The foregoing description
of the Distribution Agreement does not purport to be complete and is qualified in its entirety by reference to the Distribution
Agreement, a copy of which is filed as Exhibit 10.1 to this Current Report on Form 8-K and incorporated herein by reference.
This Current Report
on Form 8-K shall not constitute an offer to sell or the solicitation of an offer to buy the Shares, nor shall there be any offer,
solicitation or sale of the Shares in any state or country in which such offer, solicitation or sale would be unlawful prior to
registration or qualification under the securities laws of any such state or country.
The legal opinion
of the Company’s counsel regarding the validity of the Shares is filed as Exhibit 5.1 to this Current Report on Form
8-K. The Company cautions you that statements included in this Current Report on Form 8-K that are not a description of
historical facts are forward-looking statements. These forward-looking statements include statements regarding the
Company’s ability to sell Shares pursuant to the Distribution Agreement.
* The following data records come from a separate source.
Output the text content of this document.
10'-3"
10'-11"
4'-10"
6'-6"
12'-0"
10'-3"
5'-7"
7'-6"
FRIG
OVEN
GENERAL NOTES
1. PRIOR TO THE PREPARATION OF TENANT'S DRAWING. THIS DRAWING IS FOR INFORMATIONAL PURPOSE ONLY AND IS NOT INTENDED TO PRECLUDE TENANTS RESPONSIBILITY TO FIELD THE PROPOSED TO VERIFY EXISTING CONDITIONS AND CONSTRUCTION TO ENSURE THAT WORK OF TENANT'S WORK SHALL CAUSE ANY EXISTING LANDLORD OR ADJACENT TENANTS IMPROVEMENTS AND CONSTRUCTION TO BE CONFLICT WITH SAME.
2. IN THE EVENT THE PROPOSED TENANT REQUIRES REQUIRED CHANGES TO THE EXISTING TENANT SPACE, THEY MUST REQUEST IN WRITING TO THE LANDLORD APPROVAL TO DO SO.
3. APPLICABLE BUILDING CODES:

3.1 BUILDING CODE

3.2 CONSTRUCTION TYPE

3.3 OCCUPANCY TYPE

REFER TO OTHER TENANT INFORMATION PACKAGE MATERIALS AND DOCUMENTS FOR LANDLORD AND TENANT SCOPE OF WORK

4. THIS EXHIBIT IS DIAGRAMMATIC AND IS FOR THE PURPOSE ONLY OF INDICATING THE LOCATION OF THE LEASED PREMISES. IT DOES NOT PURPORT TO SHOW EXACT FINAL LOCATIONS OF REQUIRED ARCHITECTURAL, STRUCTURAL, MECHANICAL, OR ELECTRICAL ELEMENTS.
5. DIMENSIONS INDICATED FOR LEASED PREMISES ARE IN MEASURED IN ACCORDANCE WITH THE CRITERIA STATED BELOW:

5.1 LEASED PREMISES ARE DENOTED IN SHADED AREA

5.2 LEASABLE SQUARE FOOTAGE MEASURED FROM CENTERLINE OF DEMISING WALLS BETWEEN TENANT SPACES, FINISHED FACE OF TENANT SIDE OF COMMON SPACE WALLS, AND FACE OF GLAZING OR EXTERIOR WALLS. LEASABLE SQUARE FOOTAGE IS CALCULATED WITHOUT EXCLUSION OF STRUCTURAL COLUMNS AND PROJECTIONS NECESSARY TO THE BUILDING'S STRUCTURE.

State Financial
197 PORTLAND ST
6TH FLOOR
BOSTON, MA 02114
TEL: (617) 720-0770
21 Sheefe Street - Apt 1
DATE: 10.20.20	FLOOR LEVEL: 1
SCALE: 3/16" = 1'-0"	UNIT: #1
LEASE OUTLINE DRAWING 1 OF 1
The inclusion of forward-looking statements
should not be regarded as a representation by the Company that any of these statements, results or sales will be achieved or
completed due in part to risks and uncertainties inherent in the Company’s business, including those described in the
Company’s Annual Report on Form 10-K for the year ended December 31, 2018 and Quarterly Report on Form 10-Q for the
quarter ended June 30, 2019, filed with the SEC on March 22, 2019 and August 14, 2019, respectively. You are cautioned not to
place undue reliance on these forward-looking statements, which speak only as of the date hereof, and the Company undertakes
no obligation to revise or update this report to reflect events or circumstances after the date hereof. All forward-looking
statements are qualified in their entirety by this cautionary statement. This caution is made under the safe harbor
provisions of Section 21E of the Private Securities Litigation Reform Act of 1995.